Mine is doing the same thing. Plugs good...wires good...new fuel filter...new cts...voltage at tps in closed throttle position = .4 volts, not the .5-1.0 volts haynes calls for, in open throttle it is 4.8 volts or so, as it should be, reference voltage is correct too. Will .1 volt too low a reading from the tps cause these symptoms? Mine will stumble, spike the idle and then sometimes die. In answer to one of the earlier responses it is a putt, putt sound at the tail pipe. Thanks for the help.
 

·
Registered
Joined
·
19 Posts
im having the same issues on my 93 manual se. when i try to start it will just crank an crank until i step on the gas then it will fire, idle bad wants to die and feel like its surging while driven. my catconverter stinks like rotten eggs and my tail pipe has what sounds like a misfire or lumpy cam. it has a recent tune up as well . i did get a CEL this morning on my way to work. so something is for sure wrong.
 

·
Glowin' Authority
Joined
·
253 Posts
rotten eggs... not good, but on your cat converter... not possible, correct me if im wrong but the rotten eggs is a colant leak inside the engine? the crank and crank deal sounds like a clogged cat converter... REAL BAD clog, if its clogged bad enough you can punch the gas and go no where...
 

·
Registered
Joined
·
11 Posts
Discussion Starter #15
Hey sorry to start this and bail, but I decided to take it to a shop. Bad idea.

They have no idea what's going wrong and are just replacing things they think might fix it. So far they have replaced the crank angle sensor, and now they want to replace the MAF. If the MAF doesn't fix it they want to move up to replacing the ECU.

I just don't think it's either of those. The issue ONLY happens when the throttle is closed. If you're coasting down it'll stumble a little but since it's auto the engine keeps running. If you hit the gas it smooths out and is fine. It's similar with the idle, if you gas it up it doesn't stumble for a little bit and if you put the AC on it raises the idle enough to keep from stalling.

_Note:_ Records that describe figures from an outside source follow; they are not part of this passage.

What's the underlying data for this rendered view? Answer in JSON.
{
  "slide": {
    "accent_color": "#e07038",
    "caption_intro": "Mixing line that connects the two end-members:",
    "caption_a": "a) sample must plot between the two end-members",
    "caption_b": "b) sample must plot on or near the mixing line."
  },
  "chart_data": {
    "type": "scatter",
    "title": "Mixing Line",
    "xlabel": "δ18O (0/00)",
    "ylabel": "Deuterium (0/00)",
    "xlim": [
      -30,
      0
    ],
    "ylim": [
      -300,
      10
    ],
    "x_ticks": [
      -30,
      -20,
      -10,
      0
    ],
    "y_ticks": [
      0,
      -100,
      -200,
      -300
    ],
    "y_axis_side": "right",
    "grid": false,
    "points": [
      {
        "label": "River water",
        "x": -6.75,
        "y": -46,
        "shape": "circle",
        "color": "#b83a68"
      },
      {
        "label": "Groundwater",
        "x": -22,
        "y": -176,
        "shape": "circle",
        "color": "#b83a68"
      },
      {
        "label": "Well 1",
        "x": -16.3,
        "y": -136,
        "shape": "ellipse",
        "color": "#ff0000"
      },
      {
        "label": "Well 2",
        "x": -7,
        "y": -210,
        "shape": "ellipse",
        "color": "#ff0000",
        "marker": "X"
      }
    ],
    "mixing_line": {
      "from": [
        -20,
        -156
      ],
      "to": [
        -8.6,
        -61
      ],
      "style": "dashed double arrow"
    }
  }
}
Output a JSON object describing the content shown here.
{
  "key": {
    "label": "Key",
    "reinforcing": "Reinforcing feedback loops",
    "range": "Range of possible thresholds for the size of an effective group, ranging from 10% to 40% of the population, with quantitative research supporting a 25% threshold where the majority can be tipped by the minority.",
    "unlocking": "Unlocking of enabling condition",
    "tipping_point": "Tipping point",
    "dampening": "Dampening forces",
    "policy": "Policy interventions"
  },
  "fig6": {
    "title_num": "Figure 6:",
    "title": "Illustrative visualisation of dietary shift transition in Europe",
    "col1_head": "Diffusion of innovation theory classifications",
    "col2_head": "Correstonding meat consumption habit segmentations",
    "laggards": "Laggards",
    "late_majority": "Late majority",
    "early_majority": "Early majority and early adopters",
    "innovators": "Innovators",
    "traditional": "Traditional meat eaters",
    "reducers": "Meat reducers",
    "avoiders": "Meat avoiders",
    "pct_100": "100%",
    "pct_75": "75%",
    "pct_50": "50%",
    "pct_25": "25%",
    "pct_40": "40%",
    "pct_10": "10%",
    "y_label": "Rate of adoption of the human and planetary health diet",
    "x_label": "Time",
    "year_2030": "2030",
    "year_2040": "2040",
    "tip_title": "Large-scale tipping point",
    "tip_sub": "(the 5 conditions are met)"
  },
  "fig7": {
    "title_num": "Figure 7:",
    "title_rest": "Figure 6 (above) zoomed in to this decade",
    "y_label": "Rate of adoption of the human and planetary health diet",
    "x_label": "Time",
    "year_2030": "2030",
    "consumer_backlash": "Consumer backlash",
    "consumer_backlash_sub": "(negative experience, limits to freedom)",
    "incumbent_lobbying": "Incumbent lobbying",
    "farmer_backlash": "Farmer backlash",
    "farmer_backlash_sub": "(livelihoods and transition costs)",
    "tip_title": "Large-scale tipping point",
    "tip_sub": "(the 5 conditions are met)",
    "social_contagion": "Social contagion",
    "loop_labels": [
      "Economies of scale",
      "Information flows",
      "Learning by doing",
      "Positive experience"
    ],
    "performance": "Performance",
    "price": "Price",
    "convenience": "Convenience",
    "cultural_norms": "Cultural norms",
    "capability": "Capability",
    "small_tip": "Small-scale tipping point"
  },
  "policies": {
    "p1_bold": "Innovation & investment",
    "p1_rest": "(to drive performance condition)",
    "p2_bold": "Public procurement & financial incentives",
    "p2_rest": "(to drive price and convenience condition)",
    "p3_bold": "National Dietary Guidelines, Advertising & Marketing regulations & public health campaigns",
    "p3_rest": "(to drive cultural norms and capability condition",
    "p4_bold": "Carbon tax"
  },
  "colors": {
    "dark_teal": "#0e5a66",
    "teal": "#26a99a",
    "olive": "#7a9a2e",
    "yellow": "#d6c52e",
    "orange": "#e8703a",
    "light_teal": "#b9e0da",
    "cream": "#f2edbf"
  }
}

My wife is pissed now because I'm so negative, the mechanic admits he doesn't know what to do and the Nissan dealer says "replace the ECU ($$$$)"

I'm thinking of taking it back and doing a thorough cleaning and testing of the whole emissions system but that is tedious and I'm not too thrilled about doing it.
 

·
The Don.
Joined
·
6,151 Posts
Sounds to me like an IACV (less likely) or fuel injector (highly likely) issue. But a fuel pressure and vacuum reading would rule out a whole bunch of things.

The ECU rarely goes bad. Someone here recently had a chattering fuel injector that was due to a bad ECU. But don't replace it yet until they can tell you exactly why it is bad.
 

·
Registered
Joined
·
11 Posts
Discussion Starter #17
Well it looked like the air flow meter (MAF?) replacement fixed it. Since the mechanic wasn't 100% sure that was the problem I had him get a used one so we wouldn't be out too much money if it didn't work.

So far the car seems to be running fine and actually seems a bit stronger than before. Thanks for everyone's input.